Two years ago such a campaign would have been unthinkable. The National Youth Agency, as a Government quango, was debarred from activities perceived as critical of official policy, which proved increasingly problematic for the then chief executive, the energetic Janet Paraskeva.

Complicating matters were sometimes difficult relationships between Ms Paraskeva and the civil servant responsible for the agency within the Department for Education, Margaret D’Armenia. But both women have now moved on, Ms Paraskeva to the National Lottery Charities Board and the civil servant to early retirement. The latter’s final act at the Department for Education, however, helped give the NYA its freedom by recommending it lose quango status and receive funding channelled through the local authority associations.
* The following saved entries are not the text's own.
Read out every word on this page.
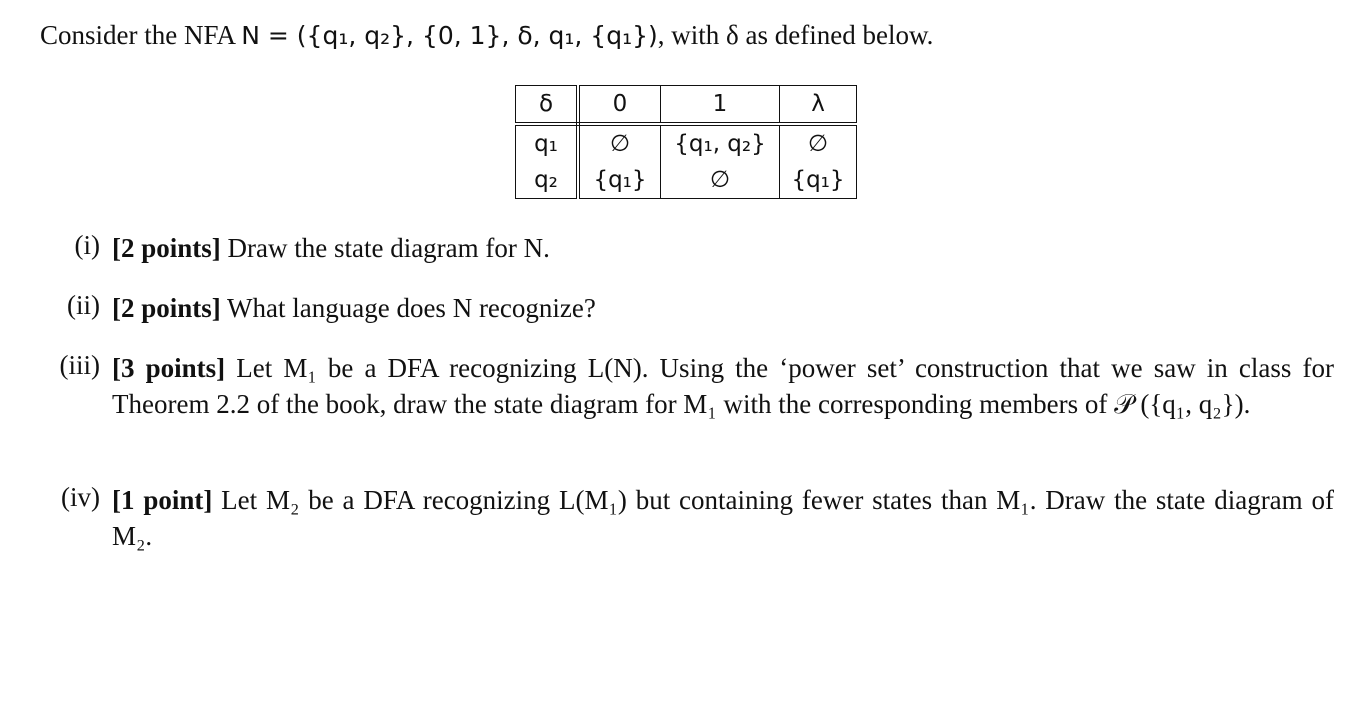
Consider the NFA N = ({q₁, q₂}, {0, 1}, δ, q₁, {q₁}), with δ as defined below.
δ	0	1	λ
q₁	∅	{q₁, q₂}	∅
q₂	{q₁}	∅	{q₁}
(i) [2 points] Draw the state diagram for N.
(ii) [2 points] What language does N recognize?
(iii) [3 points] Let M₁ be a DFA recognizing L(N). Using the ‘power set’ construction that we saw in class for Theorem 2.2 of the book, draw the state diagram for M₁ with the corresponding members of 𝒫 ({q₁, q₂}).
(iv) [1 point] Let M₂ be a DFA recognizing L(M₁) but containing fewer states than M₁. Draw the state diagram of M₂.
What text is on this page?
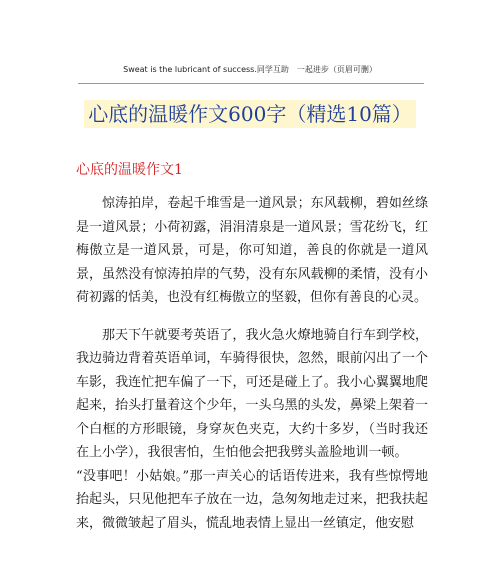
Sweat is the lubricant of success.同学互助　一起进步（页眉可删）
心底的温暖作文600字（精选10篇）
心底的温暖作文1

惊涛拍岸，卷起千堆雪是一道风景；东风载柳，碧如丝绦是一道风景；小荷初露，涓涓清泉是一道风景；雪花纷飞，红梅傲立是一道风景，可是，你可知道，善良的你就是一道风景，虽然没有惊涛拍岸的气势，没有东风载柳的柔情，没有小荷初露的恬美，也没有红梅傲立的坚毅，但你有善良的心灵。

那天下午就要考英语了，我火急火燎地骑自行车到学校，我边骑边背着英语单词，车骑得很快，忽然，眼前闪出了一个车影，我连忙把车偏了一下，可还是碰上了。我小心翼翼地爬起来，抬头打量着这个少年，一头乌黑的头发，鼻梁上架着一个白框的方形眼镜，身穿灰色夹克，大约十多岁，（当时我还在上小学），我很害怕，生怕他会把我劈头盖脸地训一顿。

“没事吧！小姑娘。”那一声关心的话语传进来，我有些惊愕地抬起头，只见他把车子放在一边，急匆匆地走过来，把我扶起来，微微皱起了眉头，慌乱地表情上显出一丝镇定，他安慰
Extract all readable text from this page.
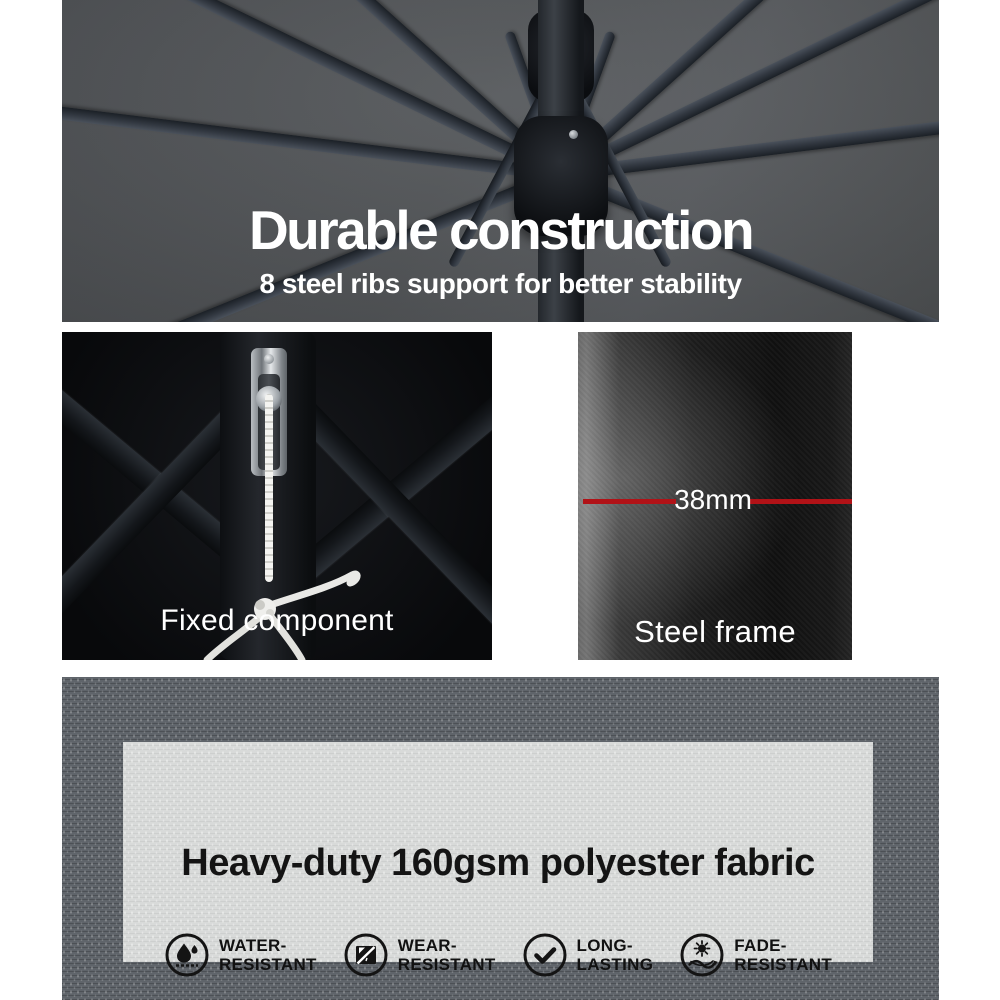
Durable construction

8 steel ribs support for better stability

Fixed component

38mm

Steel frame

Heavy-duty 160gsm polyester fabric
WATER-
RESISTANT
WEAR-
RESISTANT
LONG-
LASTING
FADE-
RESISTANT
The effect of the change has been to give Mr Wylie and the agency freedom to act as advocate for young people and youth work as never before. As well as local authority associations, the board now includes representatives of the voluntary sector and young people and is chaired by John Bevan, the further education Ombudsman.

Mr Wylie, who left the Office for Standards in Education to join the NYA, attributes much of his success in forming his “rainbow coalition” to his Northern Irish background, which eases relations with fellow Celts.